I am writing to add more discussion to Ms. Moreno’s article “Guns in classroom looming.” While Ms. Moreno did an excellent job of reporting the facts, there is more to this important issue that UTSA students and the public need to consider.
Guns on campus seems like a bad idea at first mention. After all, Ms. Moreno cites in her informal poll that 67 percent said they would oppose such an idea. But persons with the lawful privilege of carrying a concealed firearm have always been among us. These were individuals that because of their position in life the sheriff would grant them a permit to carry weapons for self-protection: jewelers, judges, prosecutors and politicians.
In 1995 the Texas Legislature made this same privilege, with certain qualifications, available to all Texas residents based on the premise that everyone had the right of self-protection. Today, Texas residents now have twenty plus years’ experience with the public carrying concealed weapons through obtaining a Concealed Handgun License (CHL). So what are the results?
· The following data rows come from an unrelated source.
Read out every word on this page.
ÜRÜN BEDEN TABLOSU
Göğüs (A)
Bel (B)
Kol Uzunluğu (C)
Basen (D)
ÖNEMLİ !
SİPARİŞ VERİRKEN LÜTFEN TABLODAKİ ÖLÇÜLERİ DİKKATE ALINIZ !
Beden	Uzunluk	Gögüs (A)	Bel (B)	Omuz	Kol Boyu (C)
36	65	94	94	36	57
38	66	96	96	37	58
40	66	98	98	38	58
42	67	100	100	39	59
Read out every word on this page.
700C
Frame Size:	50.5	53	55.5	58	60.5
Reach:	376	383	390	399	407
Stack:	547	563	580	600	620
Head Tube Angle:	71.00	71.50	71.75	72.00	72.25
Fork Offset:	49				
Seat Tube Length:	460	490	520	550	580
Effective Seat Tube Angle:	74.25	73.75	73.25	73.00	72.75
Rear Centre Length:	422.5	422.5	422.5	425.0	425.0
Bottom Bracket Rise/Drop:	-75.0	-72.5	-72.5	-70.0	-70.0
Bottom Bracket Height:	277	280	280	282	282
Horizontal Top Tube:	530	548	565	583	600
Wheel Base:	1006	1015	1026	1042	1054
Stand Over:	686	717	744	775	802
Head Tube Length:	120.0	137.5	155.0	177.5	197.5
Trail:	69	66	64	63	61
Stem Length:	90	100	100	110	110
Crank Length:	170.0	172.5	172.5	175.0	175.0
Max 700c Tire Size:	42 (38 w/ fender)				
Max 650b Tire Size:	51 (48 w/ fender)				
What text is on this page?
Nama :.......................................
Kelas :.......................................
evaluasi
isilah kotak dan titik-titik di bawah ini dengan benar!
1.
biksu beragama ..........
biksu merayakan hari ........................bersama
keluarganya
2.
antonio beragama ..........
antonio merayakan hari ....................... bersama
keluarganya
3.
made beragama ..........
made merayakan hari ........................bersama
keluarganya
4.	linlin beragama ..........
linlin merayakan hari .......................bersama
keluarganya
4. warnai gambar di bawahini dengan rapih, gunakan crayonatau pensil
Texas has over 700,000 active licensees. Interestingly 198,000 of these belong to women. Nationally there are over 12.5 million licensed-carry holders and crime rates among this group are smaller than infinitesimal. The latest Texas Department of Public Safety numbers, for the year ending 2014, report a conviction rate for CHL’s of .19 percent for all crimes, most of which were non-violent and did not involve guns. CHL holders are extremely law-abiding. One study, by Dr. John R. Lott, Jr., concluded that as a population police officers were six times more likely to commit crimes when compared to CHL holders.
Much like the irrational and illogical fears of some in the state when Texas first adopted its CHL law in 1995, allowing CHL’s to carry weapons onto school campuses will not result in a return to the days of the Wild West. Instead, I forecast student life will go on as usual save for the added protection that a few will afford to all of us.